There is an increased focus on student choice in K-12 education today. This focus has created more student-centered classrooms that use problem-based learning and differentiation of instruction to give students agency in what and how they learn. As a high school teacher, I understand why teachers feel the necessity to cater to all of their students’ strengths by providing opportunities for student choice. But, as schools try to incorporate student-centered initiatives into the classroom, there is often a lack of critical consideration for the potentially negative effects increased choice may have on student learning.
Student choice refers to the opportunity for students to choose the pathway and methodology to accomplish assignments or projects. For example, students would have the opportunity to choose a topic they wish to explore and the approach they use to demonstrate their learning. These initiatives have a place in the classroom and can increase student motivation and creativity, but schools need to consistently question their own practices. As educators, we should not underestimate the importance of evaluating the necessary degree of student choice before we adopt it as a new initiative.
It has been just over a decade since Barry Schwartz, a professor of social theory at Swarthmore College, introduced the concept that people experience paralysis of the mind when overloaded with choices. In Paradox of Choice: Why More Is Less, Schwartz discovered during experiments in grocery stores that people were more likely to buy a product when presented with fewer choices. In 2013, Daniel Mochon, an assistant professor of marketing at Tulane University, countered this theory in his own research about the power of single-option aversion—the idea that people are averse to buying a product when there is only one choice available.
The new question now becomes: What degree of choice should we have? Though these studies apply to retail, they have grounds in the field of education regarding student choice. As these studies help to show, the current debate surrounding this classroom strategy is not whether students should have choice, but to what degree student choice is effective.
There are measurable consequences when teachers provide students with endless choices.

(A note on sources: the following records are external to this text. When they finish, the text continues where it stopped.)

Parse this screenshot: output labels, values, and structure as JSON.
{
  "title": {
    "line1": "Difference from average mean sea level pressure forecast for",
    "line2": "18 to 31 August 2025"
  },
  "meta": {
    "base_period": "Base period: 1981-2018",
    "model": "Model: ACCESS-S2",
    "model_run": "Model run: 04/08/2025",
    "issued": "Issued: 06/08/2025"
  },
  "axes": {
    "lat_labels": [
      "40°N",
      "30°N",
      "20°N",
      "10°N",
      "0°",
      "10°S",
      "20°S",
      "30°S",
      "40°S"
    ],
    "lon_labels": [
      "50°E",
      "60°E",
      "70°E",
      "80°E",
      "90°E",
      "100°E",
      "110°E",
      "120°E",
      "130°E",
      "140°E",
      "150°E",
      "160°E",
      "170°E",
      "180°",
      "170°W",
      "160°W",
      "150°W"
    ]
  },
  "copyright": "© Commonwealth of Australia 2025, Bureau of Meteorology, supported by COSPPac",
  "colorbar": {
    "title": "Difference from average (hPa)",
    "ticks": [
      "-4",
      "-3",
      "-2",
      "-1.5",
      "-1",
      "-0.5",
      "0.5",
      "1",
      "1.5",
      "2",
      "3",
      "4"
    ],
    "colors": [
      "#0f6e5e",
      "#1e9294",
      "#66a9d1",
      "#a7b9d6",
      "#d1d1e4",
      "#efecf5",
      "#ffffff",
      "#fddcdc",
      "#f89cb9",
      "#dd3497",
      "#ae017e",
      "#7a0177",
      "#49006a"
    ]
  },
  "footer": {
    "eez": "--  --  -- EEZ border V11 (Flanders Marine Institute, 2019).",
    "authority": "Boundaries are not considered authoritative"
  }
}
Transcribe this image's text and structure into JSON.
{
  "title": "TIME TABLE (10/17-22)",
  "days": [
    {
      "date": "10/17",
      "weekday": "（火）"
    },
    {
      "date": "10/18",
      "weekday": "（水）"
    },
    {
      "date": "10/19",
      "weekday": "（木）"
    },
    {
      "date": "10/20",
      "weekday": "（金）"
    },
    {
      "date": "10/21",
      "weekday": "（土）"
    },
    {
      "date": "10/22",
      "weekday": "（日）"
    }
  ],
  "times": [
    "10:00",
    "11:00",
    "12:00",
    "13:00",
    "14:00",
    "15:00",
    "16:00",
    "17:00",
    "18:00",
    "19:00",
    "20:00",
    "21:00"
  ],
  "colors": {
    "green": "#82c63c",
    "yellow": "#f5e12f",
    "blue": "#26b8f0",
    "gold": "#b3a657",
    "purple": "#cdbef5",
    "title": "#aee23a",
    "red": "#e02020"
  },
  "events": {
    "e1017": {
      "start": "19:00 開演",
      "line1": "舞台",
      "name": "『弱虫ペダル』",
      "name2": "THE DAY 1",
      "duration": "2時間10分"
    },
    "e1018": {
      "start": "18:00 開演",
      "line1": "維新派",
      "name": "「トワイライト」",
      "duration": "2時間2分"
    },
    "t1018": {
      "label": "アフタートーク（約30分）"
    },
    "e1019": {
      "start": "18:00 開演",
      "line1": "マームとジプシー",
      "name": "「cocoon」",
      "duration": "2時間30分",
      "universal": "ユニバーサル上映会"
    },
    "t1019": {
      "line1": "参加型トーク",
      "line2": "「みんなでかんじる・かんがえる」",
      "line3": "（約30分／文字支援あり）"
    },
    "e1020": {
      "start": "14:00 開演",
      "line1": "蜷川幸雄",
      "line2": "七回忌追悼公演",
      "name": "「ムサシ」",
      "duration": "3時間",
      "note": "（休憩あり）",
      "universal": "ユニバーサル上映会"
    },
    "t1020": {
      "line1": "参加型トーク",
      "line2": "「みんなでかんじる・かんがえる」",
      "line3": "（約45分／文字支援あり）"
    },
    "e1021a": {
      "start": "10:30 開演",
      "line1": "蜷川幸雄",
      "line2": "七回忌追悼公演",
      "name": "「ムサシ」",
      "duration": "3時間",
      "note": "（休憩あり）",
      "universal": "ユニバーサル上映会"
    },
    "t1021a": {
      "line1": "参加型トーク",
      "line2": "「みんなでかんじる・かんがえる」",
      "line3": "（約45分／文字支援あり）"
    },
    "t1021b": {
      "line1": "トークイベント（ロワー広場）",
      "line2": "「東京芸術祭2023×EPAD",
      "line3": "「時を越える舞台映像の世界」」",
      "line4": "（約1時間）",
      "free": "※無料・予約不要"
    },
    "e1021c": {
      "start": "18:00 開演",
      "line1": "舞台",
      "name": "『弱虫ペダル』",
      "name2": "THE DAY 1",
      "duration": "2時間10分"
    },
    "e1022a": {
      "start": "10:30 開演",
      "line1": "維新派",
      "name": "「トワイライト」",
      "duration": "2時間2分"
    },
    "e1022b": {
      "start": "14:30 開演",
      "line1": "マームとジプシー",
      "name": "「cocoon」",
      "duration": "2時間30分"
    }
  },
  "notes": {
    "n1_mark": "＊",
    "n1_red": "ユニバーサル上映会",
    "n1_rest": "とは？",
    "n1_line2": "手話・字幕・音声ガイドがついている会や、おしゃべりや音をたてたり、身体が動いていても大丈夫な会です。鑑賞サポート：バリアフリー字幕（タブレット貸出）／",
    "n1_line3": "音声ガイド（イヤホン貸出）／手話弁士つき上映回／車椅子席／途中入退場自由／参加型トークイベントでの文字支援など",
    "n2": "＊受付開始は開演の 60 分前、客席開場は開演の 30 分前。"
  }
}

The common argument is that teachers avoid student choice because they are afraid of turning over control to students. However, the problem is not loss of control for teachers, but the difficulty of directing their attention to each individual student. Student choice can create a wide variety of individual projects with a range of outcomes and varying degrees of progress in classroom learning. Feedback is one of the most important elements in student problem-solving—a necessary component of student choice—but the increased diversity of projects can make it difficult for teachers to provide adequate guidance to each student.
We must begin to debate in our schools the appropriate point where the degree of student choice maximizes student learning."
This reality forces teachers to choose between two options: generalizing the feedback and instruction, which makes this help less applicable to each student; or increasing individualized attention, which becomes shortsighted because of time constraints.
I have learned in my own experiences that effective feedback takes copious amounts of time when all students complete the same assignment—and the greater variety of student choice only increases that time. There needs to be a balance between an appropriate amount of student choice and the ability of the teacher to impart the feedback necessary to reach maximum student growth in a timely manner.
Increasing student choice in the classroom also decreases teacher modeling. Generally, students are encouraged to explore viable outcomes of an essential question or problem on their own by evaluating them through a number of trial-and-error approaches. Trial and error is a valuable problem-solving skill with real-world applications, but it also has its limitations. Utilizing this approach does not teach students how their choices and strategy effect time, resources, and money in the real world. Teachers should instead model for students how to navigate problems with clear planning approaches and execution, rather than resorting to the trial-and-error method more commonly used by students.
In addition, teachers cannot expect that increasing student choice and freedom will automatically improve student learning. Unfortunately, unlimited choice can set students up to fail. Teachers must help their students develop the appropriate skills for how to approach a problem and evaluate success and failure so that students can make more of their own effective choices in the classroom.
Too often, schools accept educational trends and expand them into every facet of teaching practices without evaluating the impact they have on student learning. Teachers, administrators, and students must discuss together the effects of student choice and the ways in which it can both help and harm learning. Education leaders could also use professional-development opportunities to discuss with teachers effective student choice at work in the classroom, but the discussion would also need to extend to teacher open forums. Through such open forums, teachers would have a voice in how this trend can be implemented appropriately in their classrooms.
If leaders at the school, district, and county levels start this discussion, we can move away from the haphazard execution of this trend and, instead, create a learning environment that provides sustainable growth for all students.